Blues give grants to expand health services, including in Wayne and Oakland counties
Two Detroit health clinics each have received $100,000 grants to help expand access to health care in the city.
The funding is part of more than $1.2 million awarded statewide by Blue Cross Blue Shield of Michigan and its foundation to increase access to medical and dental services for Michigan residents. The Blues are Michigan’s largest health insurer.
McAuley Health Center, a nurse-managed community health clinic located on the University of Detroit Mercy campus, will use its $100,000 grant to provide dermatology, endocrinology and podiatry services during a monthly clinic.
The grant will allow Wellness Plan Medical Centers in Detroit to use telemedicine to provide specialty services to their primary care patients. Specialists also will visit the clinics.

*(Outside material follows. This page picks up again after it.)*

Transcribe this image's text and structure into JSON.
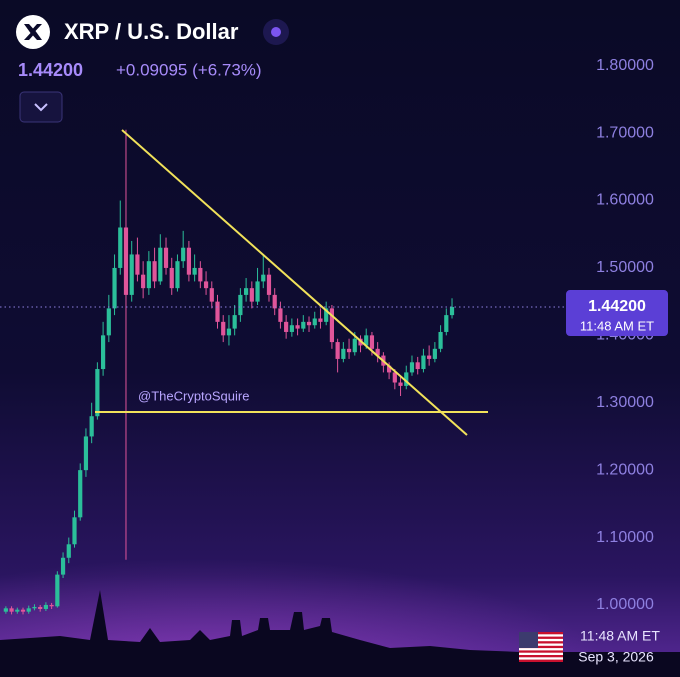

The Blues cited national data showing the need for medical specialty services almost doubled between 1999 and 2009, from 4.8 percent to 9.3 percent. The firm said there is a projected shortage of as many as 8,000 physicians for all specialties by 2020.
Fifty-two safety net health care organizations across Michigan received grants to increase access to primary care, specialty care or dental care. In Wayne County, $126,000 was awarded to eight additional Detroit clinics, including a $20,000 grant for medical services to Cabrini Clinic and $15,000 to St. Vincent de Paul Clinic for Dental Services.
Nearly $80,000 was granted to Oakland County clinics offering medical and dental services in Pontiac, Southfield and Ferndale.
“These health centers presented innovative proposals to address areas of real need in the community,” said Audrey Harvey, executive director and chief executive officer of the Blue Cross Blue Shield of Michigan Foundation.
“With our support, they will be able to increase the availability of specialty care for those in need and make a significant impact on the health outcomes and quality of life for underserved patients in Detroit.”